When I returned to the US, I tried to duplicate the energy of that house in my own living spaces (and was mostly successful at doing so when I lived in Boston and London). As the distance between that summer in Greece and my adult life grew wider, though, I let the culture of consumerism worm its way into my life and surroundings. Slowly, “stuff creep” invaded; each object sucked out just a bit more oxygen.
My senses had become dulled, and my creativity had a film over it like a Vaseline haze on a camera lens. Ideas bubbled under the surface, but couldn’t push through to my conscious mind without great effort. I felt blocked, stuck, lethargic, weighed down, and unable to carry thoughts and concepts through to crisp conclusions.

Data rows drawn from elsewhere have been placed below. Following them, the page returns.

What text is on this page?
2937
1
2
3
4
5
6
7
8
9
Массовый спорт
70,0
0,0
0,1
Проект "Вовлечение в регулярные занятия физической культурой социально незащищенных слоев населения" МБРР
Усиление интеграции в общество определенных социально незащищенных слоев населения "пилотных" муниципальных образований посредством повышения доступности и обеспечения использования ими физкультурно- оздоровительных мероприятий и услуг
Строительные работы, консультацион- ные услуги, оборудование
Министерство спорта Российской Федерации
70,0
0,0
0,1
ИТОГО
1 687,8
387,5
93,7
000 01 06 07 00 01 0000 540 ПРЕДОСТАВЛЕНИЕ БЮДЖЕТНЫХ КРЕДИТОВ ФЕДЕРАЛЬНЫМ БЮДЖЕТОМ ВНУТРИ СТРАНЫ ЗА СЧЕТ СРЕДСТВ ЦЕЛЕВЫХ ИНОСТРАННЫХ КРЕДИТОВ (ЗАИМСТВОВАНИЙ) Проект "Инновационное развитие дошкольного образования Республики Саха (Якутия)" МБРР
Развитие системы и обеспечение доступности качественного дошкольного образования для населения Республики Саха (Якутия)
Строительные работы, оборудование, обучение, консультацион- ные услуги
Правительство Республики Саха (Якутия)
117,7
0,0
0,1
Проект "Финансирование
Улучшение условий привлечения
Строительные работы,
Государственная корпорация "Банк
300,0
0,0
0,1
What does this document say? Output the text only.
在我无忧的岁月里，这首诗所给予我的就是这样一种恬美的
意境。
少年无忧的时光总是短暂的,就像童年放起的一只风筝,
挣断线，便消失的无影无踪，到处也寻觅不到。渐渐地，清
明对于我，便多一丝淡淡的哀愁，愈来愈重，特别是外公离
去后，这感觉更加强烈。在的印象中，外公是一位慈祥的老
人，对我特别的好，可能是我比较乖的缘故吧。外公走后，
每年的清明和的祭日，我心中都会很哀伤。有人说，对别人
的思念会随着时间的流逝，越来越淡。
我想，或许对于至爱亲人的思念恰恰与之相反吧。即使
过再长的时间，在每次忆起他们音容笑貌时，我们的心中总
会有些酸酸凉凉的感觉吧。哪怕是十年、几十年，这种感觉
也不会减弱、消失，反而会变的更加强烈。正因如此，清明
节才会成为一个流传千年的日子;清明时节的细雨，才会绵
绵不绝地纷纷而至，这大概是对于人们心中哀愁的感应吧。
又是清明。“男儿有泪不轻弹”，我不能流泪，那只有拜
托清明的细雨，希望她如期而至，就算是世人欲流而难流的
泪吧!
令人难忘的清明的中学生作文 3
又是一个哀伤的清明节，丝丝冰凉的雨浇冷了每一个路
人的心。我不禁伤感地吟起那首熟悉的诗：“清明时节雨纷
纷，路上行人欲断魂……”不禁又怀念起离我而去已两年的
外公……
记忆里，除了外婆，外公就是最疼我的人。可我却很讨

About five years ago, I snapped out of the fog and remembered that small house on the hill in Ios. I recalled the scene of watching Giorgos doing his bookkeeping on the tiny table with only a pen and spiral notebook.
I decided to clean house.
Letting go of a lifetime of accumulation took me several passes. Eventually, I arrived at where I am now–owning very few possessions. My standard for how much stuff to have is this: if someone were to come to my door and say I had to leave in six hours, I could pack everything up and be gone. Everything.
There truly is a magic to living lightly.
Not unlike the decision some entrepreneurs make to dress in the same clothes each day in order to preserve mental bandwidth, focus, and energy (Mark Zuckerberg, for example), I have found owning fewer things has a direct correlation to my having better access to my creativity.
I am also convinced one’s joyful relationship to others and to one’s self is heightened. I no longer seek to surround myself with things; I seek experiences and personal connections.
There is a beautiful scene in the documentary of Gore Vidal’s life, The United States of Amnesia. Gore is seated at his desk in his house in Ravello. He notes that when he arrived decades before, there wasn’t much in the house, except for a desk and a chair–the very desk and chair he has used to write several books over the years.
I couldn’t help but recall the image of Giorgos crouched over the table with his spiral notebook. I realized that the tools we need for creating are simple; it is our spaces that we must liberate in order to tap fully into what we are capable of.